China vs US - Is Win/Win possible?

Recently, US has increased its pressure on China to stop “manipulating” the value of the Chinese Yuan (RMB). The logic is simple: RMB is undervalued, it caused trade deficits and in turn caused the loss of US jobs. Therefore, in order to create US jobs, trade deficits with China has to be reduced and RMB has to be appreciated. Let us assume this logic is correct for a minute. If the RMB is appreciated, the price of China imports will have to increase. The purchasing power of US consumer will decrease. The recovery of US economy will be in question. The China exports will suffer and china recovery will be in jeopardy as well. It is clearly a loss/loss situation.

There are 3 elements in the above logic: Exchange Rate, Trade Deficits and Jobs:

Exchange Rate

In this Economist article, it suggests that RMB is 49% undervalued using Big Mac price.  But the Big Mac theory simply ignored an important factor – GDP per capita. If you consider both Big Mac price as well as GDP per capita, the RMB was fairly value against US dollar in 2009 (International Economy Article by Prof. McKinnon). The real question is will exchange rate has any influence on Trade Deficits.

Trade Deficits

Many economists and politicians believe that they can use the exchange rate to control the trade balance. Since 1970s, Japanese Yen has appreciated from over 300 to below 100. Has US trade deficits with Japan decreased? As China is biggest manufacturer and US is the biggest consumer in the world, the trade deficits are unavoidable. Some can argue that it is necessary: low value-added processes are moved to overseas but high value-added processes remains in the US. When China grows and middle-class is established, its domestic consumptions and imports will increase as well. In fact, China has demonstrated its ability to stablize the global economy in this financial and economy meltdown.

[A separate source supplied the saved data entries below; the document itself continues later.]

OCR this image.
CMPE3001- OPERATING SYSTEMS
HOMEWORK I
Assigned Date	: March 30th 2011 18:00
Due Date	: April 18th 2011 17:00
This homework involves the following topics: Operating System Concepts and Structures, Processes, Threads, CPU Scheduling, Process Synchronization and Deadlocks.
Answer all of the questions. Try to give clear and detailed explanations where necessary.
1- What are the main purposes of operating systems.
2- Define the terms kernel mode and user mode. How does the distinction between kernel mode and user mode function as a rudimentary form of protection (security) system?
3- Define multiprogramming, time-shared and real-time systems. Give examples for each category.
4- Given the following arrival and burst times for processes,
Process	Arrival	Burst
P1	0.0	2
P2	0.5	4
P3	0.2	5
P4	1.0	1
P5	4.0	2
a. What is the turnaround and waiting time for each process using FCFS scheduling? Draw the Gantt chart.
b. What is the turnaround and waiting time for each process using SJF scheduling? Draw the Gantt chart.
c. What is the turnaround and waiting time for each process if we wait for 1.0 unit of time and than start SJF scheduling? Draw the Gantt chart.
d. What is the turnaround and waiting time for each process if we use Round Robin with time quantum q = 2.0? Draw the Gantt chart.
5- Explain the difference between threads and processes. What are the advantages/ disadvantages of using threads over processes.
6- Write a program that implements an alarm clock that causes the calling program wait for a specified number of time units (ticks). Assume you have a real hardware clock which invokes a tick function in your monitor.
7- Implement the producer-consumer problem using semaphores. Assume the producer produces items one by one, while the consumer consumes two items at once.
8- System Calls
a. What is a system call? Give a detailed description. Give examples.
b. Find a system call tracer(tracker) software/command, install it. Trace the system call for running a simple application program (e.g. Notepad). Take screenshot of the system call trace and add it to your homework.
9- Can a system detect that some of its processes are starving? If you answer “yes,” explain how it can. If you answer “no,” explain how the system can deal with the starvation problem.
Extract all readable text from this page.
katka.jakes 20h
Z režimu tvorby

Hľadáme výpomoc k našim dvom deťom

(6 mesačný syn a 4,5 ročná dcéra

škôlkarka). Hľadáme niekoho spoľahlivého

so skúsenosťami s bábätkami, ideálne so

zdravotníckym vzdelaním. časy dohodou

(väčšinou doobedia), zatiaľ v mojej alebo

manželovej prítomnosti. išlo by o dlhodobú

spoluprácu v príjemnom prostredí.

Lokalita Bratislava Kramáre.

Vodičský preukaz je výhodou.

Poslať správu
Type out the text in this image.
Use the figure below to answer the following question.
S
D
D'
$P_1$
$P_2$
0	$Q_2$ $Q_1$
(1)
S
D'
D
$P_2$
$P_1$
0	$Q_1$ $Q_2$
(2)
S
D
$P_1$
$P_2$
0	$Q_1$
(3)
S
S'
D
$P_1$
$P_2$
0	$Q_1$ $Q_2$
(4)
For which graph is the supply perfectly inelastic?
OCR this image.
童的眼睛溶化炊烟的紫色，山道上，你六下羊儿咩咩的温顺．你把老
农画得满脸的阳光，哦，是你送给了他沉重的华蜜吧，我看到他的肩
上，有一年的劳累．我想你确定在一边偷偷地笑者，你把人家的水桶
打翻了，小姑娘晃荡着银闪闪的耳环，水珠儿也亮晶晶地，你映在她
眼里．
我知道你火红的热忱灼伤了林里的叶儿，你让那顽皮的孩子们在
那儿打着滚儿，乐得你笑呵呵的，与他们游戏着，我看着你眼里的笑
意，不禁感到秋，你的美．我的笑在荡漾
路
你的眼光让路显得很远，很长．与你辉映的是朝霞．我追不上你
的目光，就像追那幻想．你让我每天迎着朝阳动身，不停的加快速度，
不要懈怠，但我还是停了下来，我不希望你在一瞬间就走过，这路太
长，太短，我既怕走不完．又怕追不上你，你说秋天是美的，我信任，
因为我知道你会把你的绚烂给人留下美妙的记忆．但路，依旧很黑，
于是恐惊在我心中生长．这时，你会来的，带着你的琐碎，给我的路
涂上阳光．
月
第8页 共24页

Actually, the trade deficits with China are not as high as published according to this WSJ article. “one-half to two-thirds of the value of ‘Chinese’ imports is added in other countries, including the US”. In another WSJ article, it uses iPod as an example: China only adds $4 to an iPod that costs $150. But it is counted much more than $4 when government calculates trade deficits.

Jobs

Since the start of the recession, the US economy has lost 8.5 millions jobs until last month (March 2010) when it added 162,000 jobs. Some of jobs if not all will come back eventually except the manufacturing jobs.  It is not because China, India and other third-world countries took the jobs from the US. US simply cannot compete in low value-added manufacturing process due to high cost – wage, pension, health care and so on. For US to compete in global economy, it need to focus on its strengths – talents, technologies and unmatchable infrastures. Let us not forget what makes United States great : innovations and entrepreneurship.

Conclusion

The exchange rate and trade deficits are really the function of trading partner’s domestic economy and its competitiveness in global economy. In long term, the exchange rate will be fairly valued and trade deficits will be balanced. As US economy is transforming into service-oriented economy, China economy has to move up in the value-chain as well. Protectionism is not a solution for both countries. It is not about if win/win is possible. Win/win is MUST for both countries.